Tue, Nov 07, 2006 - Page 8 News List

Editorial: Should he stay or should he go now?

Sunday saw President Chen Shui-bian (陳水扁) respond to the decision by prosecutors to indict first lady Wu Shu-jen (吳淑珍) and three of his aides on charges of corruption and forgery in connection with their handling of the "state affairs fund." But his response was not the detailed explanation that most people had been waiting for and is therefore unlikely to alter many opinions.

Only the president and the first lady know whether they are innocent of the charges, but unless they reveal concrete evidence supporting the use of the "state affairs fund," then doubt will remain in the minds of even the most ardent pan-green supporters.

According to Chen, however, exposing the details of the fund's expenditure would endanger the life of Taiwanese agents and that is the reason he remains unwilling to say any more.

While Sunday's speech may have helped pan-green supporters understand the difficult position that Chen says he is in, it is clear that whatever he said would never be enough to placate his political foes. There are sections of the opposition that have been determined to oust Chen since day one of his presidency and now they have their best opportunity.

The current split in the pan-blue/red camp over the Taipei mayoral campaign and Taipei Mayor Ma Ying-jeou's (馬英九) decision to start upholding the law and prevent illegal demonstrations may mean Chen will escape any further "sieges" and mass showings of public discontent. But now that charges have been filed against his wife, his fate has been taken out of his hands.

If the opposition decides to initiate its third recall motion, this will present the biggest immediate threat to Chen. Even though the Democratic Progressive Party (DPP) seems determined to stick with him, if the Taiwan Solidarity Union and just 12 DPP lawmakers decide to break ranks and side with the opposition, this would spell the end of his presidency.

Nevertheless, Chen's position is an extremely problematic one, as whatever choice he makes will do serious harm to the nation's democratic development and localization movement.

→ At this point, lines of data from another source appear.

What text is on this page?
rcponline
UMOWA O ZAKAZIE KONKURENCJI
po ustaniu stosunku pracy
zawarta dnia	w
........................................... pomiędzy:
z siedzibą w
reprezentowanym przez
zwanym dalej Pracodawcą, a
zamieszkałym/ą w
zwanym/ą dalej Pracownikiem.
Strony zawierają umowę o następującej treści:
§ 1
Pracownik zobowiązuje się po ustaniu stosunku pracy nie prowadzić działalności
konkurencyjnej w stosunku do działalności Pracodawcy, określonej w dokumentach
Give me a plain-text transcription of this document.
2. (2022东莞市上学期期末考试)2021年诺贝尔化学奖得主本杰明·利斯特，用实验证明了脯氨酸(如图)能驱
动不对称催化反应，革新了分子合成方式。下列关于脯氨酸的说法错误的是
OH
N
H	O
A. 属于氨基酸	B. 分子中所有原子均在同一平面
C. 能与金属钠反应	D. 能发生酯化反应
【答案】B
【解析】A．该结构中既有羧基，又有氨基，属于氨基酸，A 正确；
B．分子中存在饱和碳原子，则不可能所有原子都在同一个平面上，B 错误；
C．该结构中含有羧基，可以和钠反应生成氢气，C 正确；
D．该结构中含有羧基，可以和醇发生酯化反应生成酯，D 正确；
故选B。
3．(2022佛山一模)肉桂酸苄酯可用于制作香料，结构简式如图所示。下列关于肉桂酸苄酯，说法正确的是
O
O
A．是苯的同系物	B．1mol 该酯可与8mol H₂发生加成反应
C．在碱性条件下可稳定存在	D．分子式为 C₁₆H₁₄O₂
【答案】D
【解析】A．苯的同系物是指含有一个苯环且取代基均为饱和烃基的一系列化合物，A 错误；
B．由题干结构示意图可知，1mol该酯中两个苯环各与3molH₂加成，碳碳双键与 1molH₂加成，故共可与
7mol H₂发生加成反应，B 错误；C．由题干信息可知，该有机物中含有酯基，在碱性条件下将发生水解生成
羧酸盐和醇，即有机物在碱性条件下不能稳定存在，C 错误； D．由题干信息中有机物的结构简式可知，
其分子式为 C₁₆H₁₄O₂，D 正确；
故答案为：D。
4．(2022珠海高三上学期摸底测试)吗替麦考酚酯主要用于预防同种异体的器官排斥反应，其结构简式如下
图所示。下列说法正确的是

If he decides to stay on, survives the recall bid and carries on with his duties until the first lady's trial, he will probably scupper any hope the DPP have for next month's mayoral elections. In addition, we can look forward to several more months of political showboating and legislative deadlock, although the truth is that this would have been the case regardless of the prosecutor's findings.

In the long term, Chen's decision to hang on to office will hurt the DPP and possibly affect the party's candidate for the 2008 presidential election, as the pan-blues will exploit the situation to taint the DPP as a party that approves of corruption.

But stepping down before any trial would be akin to admitting his family's guilt. Chen would, to use his words, be committing "political suicide." He would also deal a huge victory to the pro-China camp, as it would be a surrender to the pan-blue media's war of attrition and their long-standing campaign to deal a fatal blow to both Chen and the localization movement.

On the other hand, stepping down would put the onus on the pan-blues to work with the new government, and if they refused to do so, then the public would once again see that the last six years of pan-blue obstructionism has had nothing to do with who was occupying the presidency.